Super-transport of energy in ultra-short processes: implications to heat transfer, fluid dynamics and quantum mechanics

Abstract

Paper presented at the 6th International Conference on Heat Transfer, Fluid Mechanics and Thermodynamics, South Africa, 30 June - 2 July, 2008.The paradox of instantaneous propagation of energy is intrinsic to the classical models of energy transport. This paradox becomes well-pronounced during ultra-short processes. To remove the paradox, phase-lagged models of energy transport have been proposed. The analysis of the solutions to the phaselagged energy equations suggests that when the characteristic time of the process is much less than the lag time, the wave mode of transport becomes the main mechanism of energy transfer.

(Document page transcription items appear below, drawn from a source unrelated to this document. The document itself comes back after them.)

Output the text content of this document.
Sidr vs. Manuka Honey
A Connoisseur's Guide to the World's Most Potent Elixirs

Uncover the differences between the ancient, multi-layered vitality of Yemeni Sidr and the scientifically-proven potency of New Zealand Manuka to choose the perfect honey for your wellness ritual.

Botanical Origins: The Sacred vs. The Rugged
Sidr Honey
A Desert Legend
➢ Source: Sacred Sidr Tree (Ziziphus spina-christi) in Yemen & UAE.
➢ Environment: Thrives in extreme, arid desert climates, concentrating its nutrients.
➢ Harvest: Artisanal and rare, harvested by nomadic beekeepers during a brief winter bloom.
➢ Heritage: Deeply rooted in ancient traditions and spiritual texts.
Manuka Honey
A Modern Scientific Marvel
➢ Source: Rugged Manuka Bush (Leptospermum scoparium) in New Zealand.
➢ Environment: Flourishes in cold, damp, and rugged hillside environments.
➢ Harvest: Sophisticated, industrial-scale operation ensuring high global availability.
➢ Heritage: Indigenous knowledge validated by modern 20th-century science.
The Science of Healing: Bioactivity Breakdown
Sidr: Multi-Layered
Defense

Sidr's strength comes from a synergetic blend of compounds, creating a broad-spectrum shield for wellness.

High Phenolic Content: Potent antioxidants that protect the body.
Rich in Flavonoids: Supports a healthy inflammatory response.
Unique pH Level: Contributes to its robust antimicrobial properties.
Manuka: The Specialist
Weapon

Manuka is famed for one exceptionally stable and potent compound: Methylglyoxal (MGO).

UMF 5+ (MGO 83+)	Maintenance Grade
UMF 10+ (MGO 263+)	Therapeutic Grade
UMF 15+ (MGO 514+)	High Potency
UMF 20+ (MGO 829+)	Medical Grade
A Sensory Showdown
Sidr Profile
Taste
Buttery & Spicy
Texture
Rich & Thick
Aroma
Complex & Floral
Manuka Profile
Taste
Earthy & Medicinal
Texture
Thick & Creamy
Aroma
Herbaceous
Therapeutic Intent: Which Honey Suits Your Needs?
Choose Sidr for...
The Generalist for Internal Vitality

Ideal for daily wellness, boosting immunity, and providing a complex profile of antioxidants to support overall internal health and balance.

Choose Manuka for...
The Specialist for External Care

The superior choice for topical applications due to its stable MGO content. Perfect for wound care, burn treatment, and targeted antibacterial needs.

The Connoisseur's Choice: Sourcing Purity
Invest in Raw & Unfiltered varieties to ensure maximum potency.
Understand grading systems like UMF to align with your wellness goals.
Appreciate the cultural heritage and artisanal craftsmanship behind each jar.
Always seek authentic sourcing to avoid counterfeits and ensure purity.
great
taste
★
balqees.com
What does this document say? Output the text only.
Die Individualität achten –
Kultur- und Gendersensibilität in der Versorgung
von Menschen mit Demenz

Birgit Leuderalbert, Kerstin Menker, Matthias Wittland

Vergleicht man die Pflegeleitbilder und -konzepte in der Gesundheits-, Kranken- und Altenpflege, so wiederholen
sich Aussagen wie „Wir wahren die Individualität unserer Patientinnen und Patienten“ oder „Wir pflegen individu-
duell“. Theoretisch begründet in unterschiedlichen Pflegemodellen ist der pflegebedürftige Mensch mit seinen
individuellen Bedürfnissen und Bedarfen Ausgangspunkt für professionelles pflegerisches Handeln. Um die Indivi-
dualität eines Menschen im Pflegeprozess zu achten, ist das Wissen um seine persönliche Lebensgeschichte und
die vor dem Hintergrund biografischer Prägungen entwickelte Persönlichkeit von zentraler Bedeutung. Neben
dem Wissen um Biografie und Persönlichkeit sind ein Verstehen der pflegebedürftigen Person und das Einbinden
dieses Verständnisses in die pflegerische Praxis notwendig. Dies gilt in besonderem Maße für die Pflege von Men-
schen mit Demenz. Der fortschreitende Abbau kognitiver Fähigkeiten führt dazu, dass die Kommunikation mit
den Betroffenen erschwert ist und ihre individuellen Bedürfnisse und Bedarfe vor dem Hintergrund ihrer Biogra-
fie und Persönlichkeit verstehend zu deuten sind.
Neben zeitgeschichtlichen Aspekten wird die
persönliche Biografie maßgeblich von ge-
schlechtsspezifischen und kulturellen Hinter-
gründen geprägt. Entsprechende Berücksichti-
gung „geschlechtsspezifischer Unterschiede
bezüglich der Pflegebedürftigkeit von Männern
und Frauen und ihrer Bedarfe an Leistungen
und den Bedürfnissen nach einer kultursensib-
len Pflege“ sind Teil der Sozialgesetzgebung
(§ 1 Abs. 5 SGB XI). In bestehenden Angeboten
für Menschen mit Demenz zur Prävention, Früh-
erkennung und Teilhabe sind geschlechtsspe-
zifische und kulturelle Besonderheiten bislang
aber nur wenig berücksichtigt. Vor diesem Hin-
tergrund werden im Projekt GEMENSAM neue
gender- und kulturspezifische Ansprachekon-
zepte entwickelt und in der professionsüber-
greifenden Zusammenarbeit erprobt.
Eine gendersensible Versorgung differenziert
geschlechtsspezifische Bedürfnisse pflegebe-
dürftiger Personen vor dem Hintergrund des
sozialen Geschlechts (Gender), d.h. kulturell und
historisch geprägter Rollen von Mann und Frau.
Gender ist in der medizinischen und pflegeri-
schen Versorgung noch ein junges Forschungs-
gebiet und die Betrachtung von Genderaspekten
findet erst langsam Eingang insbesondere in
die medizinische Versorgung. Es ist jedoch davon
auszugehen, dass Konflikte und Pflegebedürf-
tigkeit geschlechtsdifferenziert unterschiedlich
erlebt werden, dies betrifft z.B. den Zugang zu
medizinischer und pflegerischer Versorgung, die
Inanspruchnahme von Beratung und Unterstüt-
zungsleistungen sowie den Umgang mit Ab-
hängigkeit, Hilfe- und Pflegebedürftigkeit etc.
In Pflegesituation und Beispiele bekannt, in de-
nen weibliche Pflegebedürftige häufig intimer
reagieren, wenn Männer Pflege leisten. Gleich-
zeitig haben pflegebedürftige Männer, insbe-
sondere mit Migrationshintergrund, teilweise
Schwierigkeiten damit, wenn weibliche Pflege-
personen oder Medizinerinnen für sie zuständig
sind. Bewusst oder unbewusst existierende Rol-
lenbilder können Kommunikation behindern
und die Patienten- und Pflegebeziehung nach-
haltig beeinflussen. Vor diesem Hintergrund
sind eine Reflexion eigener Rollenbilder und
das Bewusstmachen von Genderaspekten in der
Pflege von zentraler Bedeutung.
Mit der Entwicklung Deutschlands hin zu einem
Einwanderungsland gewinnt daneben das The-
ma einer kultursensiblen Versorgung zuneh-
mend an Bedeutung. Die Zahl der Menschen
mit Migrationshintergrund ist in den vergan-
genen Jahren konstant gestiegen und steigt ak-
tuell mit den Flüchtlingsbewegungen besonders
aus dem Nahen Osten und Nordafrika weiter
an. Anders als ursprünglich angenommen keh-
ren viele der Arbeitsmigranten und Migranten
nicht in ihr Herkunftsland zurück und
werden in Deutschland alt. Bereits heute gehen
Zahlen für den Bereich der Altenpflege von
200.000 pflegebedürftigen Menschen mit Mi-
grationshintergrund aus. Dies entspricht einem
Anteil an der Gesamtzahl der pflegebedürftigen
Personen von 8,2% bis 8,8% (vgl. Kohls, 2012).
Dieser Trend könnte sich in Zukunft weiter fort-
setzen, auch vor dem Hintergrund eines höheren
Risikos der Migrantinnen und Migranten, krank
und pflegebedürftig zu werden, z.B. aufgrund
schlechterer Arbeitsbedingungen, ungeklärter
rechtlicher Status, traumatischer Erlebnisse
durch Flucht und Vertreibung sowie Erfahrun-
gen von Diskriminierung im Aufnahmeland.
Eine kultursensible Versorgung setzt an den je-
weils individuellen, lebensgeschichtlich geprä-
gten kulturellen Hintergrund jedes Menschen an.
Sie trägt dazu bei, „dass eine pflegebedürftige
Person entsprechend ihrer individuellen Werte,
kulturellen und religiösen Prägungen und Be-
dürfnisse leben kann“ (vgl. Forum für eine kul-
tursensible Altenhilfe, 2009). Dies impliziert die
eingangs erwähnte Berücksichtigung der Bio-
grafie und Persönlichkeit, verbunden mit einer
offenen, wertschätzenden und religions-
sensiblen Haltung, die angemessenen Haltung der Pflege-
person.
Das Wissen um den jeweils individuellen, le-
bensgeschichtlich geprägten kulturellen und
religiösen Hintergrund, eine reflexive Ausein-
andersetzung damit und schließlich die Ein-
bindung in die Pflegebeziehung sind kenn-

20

In ultra-short heat transfer processes, the wave transport is manifested by an apparent increase (three-four orders of magnitude) of the thermal conductivity of the transporting medium. In viscous fluid flow, in addition, an apparent decrease of viscosity occurs, so that the liquid behaves as superfluid even at high temperatures. It has been demonstrated that the lag time is inversely proportional to the temperature. Thus the life span of the supertransport phenomena should significantly increase at low temperatures, which is consistent with observing superfluids at lower temperatures for long periods of time. From the quantum physics standpoint, the energy transporting waves can be viewed as narrow wave packets, whose wave functions describe the superfluid state of the liquid. This may provide an alternative explanation of the phenomenon of superfluidity: the Bose-Einstein condensation may not be needed for superfluidity to occur. From the phase-lagged model of energy transport, it follows that the Schrödinger equation is but a zero-time-lag approximation. Hence, the phase-lagged Schrödinger equation must be used to describe ultra-short quantum interactions. It is suggested that the finiteness of Planck’s constant and the finiteness of the speed of energy propagation are not independent. This circumstance may shed some light on the understanding of processes that took place in the beginning of our Universe.